When I worked in a steel mill, we used large battery powered fork lifts which were capable of carrying over 40,000 pounds. Their batteries were recharged daily and because charging batteries give off highly explosive hydrogen gas, the walls behind, around and over the charging stations had huge three foot high red letter warnings: “DANGER! EXPLOSIVE GAS! NO SMOKING! In short, the only way you could miss it, was to be blind or stupid. One day I saw three men smoking right in front of the charging station. If it hadn’t been so serious, it would have been funny, because they could have been an advertisement for stupidity, standing there smoking while ringed with huge red no smoking signs.

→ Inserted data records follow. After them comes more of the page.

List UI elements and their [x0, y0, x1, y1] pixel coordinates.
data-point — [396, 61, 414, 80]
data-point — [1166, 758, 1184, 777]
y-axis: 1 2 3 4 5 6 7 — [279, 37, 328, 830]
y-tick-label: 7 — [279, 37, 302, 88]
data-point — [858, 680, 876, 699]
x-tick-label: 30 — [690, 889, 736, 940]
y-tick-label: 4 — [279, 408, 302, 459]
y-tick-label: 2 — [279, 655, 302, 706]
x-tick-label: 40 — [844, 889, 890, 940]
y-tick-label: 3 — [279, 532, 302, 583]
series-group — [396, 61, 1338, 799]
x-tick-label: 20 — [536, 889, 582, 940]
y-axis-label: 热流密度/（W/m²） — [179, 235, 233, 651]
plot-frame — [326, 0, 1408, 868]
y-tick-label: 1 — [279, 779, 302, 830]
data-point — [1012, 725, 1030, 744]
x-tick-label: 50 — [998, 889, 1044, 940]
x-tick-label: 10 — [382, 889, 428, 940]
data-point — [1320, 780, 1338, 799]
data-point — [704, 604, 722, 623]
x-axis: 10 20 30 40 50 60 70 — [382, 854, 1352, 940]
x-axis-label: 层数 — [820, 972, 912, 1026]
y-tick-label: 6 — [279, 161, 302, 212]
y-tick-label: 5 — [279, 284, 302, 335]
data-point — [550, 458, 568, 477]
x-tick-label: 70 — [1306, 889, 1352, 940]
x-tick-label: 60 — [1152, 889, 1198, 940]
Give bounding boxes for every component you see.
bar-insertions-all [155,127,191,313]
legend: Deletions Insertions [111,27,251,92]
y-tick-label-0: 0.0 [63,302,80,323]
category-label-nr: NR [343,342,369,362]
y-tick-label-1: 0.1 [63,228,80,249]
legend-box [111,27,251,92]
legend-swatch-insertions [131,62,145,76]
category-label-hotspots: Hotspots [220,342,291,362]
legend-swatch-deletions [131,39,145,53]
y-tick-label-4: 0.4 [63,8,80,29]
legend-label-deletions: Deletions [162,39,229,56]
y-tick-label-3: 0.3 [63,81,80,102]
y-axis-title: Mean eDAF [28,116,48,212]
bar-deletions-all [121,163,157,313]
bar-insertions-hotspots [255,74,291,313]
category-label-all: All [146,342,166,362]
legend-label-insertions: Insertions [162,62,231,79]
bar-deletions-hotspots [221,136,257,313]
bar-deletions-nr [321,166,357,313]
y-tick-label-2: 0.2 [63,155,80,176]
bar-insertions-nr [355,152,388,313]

I asked them if they could read. One of them laughed and assured me that they could, so I asked them to step away from the enclave and look back at the wall. “What do you see?” I asked.
The first man answered, “What?” The second answered “Yeh, so what? I’ve worked here for a long time and I ain’t never seen one blow up.”
I told him that if he had seen one blow up, he would not be alive. I tried to explain to them just how serious the danger was, and that it was actually far greater than they realized because at that very moment, we were purging line furnaces with hydrogen gas, and a spark could have touched off an explosion which would have wiped out that entire section of the mill, and a large portion of the surrounding community.
The “It can’t happen to me” attitude that these three exhibited, amazes me. Most of us, live with that notion, and in truth, that is not all bad, but when it causes us to ignore obvious danger, or to throw caution to the wind, and place ourselves and others in jeopardy, that’s a different story. As these men did, we often take for granted that because something has never happened, it cannot happen. Or we assume that because something has always been, it will continue unchanged.
Each of us must examine our hearts. We must seek to see where we can do our jobs more efficiently, and more effectively. It does not matter what your job is. It can be done better, and with God’s help, this will be a better year. We can if I will.